Kim spoke sitting in a dark leather armchair, in a large office flanked with packed bookshelves along one side and paintings of his predecessors, his father Kim Jong Il and grandfather Kim Il Sung behind him.

As he began speaking - in a deep, gravelly voice - a clock behind him showed the time as just moments after 12.

But at times during the address it was blurred out, and towards the end of the half-hour broadcast it was close to 1, suggesting the speech was recorded in several takes.

YEAR OF RAPPROCHEMENT 

The leader's New Year speech is a key moment in the North Korean political calendar, reviewing the past and setting out out goals for the future.

The 2018 address was a crucial catalyst for the developments that followed.

It came after a year of high tensions when the North made rapid progress in its weapons programmes and fears of conflict rose.

The two leaders traded personal insults - Trump mocked Kim as "Little Rocket Man", who in turn called him a "mentally deranged US dotard" - and threats of war.

On January 1 2018 Kim ordered mass production of missiles and bombs and warned the whole US mainland was "within the range of our nuclear strike and the nuclear button is on my office desk all the time".

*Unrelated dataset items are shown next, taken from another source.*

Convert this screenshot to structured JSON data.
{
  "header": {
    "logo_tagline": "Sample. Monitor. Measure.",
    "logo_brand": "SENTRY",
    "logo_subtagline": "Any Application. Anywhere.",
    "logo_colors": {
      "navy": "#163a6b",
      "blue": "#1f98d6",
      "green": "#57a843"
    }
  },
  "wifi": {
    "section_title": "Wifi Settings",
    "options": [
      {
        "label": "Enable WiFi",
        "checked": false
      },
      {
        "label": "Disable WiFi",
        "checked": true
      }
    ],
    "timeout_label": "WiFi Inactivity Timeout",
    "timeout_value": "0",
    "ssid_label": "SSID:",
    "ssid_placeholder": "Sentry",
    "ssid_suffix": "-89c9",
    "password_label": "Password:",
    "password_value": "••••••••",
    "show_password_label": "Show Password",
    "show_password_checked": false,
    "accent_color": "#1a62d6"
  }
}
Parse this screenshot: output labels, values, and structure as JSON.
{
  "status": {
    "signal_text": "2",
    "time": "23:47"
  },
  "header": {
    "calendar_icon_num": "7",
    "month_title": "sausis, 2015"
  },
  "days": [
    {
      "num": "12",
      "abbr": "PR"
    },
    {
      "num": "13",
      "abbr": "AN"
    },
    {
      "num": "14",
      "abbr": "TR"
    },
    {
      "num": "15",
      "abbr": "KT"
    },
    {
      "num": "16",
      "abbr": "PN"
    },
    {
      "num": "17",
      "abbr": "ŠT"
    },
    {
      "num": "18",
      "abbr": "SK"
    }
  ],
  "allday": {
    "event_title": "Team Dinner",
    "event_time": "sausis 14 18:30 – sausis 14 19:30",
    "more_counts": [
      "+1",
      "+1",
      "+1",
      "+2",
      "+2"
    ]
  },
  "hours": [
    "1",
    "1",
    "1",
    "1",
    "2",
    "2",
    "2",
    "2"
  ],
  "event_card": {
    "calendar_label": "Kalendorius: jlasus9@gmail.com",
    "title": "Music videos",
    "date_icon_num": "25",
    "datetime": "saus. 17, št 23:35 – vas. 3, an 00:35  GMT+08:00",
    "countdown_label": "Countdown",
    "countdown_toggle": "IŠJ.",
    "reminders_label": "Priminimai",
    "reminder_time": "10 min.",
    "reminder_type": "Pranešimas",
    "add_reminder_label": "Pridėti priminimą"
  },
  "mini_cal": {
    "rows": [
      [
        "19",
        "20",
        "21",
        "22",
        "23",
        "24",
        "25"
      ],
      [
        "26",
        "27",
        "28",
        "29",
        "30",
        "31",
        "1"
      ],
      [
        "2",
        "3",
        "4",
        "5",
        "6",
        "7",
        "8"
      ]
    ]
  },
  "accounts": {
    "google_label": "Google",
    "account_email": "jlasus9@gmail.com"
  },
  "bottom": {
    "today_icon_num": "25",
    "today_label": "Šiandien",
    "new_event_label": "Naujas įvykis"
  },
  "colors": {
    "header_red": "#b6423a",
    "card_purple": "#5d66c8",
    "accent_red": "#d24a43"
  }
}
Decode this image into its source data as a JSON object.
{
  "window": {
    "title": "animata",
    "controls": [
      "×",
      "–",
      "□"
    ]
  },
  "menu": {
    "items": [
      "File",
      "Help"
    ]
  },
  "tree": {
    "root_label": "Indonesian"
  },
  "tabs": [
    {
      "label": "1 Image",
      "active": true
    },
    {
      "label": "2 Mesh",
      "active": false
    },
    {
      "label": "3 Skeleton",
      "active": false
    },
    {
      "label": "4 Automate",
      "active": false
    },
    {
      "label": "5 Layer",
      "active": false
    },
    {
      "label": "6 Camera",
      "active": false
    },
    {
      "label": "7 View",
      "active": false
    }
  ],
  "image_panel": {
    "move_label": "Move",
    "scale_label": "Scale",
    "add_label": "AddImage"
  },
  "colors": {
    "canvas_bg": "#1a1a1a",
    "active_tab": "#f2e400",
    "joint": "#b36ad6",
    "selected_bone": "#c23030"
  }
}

But he also offered to send a team to the forthcoming Winter Olympics in the South - opening the way for the South's dovish President Moon Jae-In to play the role of peace broker.

A rapid sequence of developments followed, with athletes and a senior delegation led by his powerful sister going to the Pyeongchang Games in February, before Kim met Chinese President Xi Jinping in Beijing ahead of the Singapore summit with Trump.

Kim also met with Moon three times last year - twice at the border truce village of Panmunjom and once in the North's capital Pyongyang - and at the weekend vowed to meet Moon "frequently" this year.

In his speech Tuesday Kim said the US and South Korea should no longer carry out joint military exercises - which have been largely halted since the Singapore meeting - calling such drills "a source of tension".

"War-related equipment - including strategic assets of outside powers - should no longer be allowed to be brought in," he added.

Seoul and Washington are in a security alliance and the US stations 28,500 troops in the South to protect it against its neighbour, which invaded in 1950.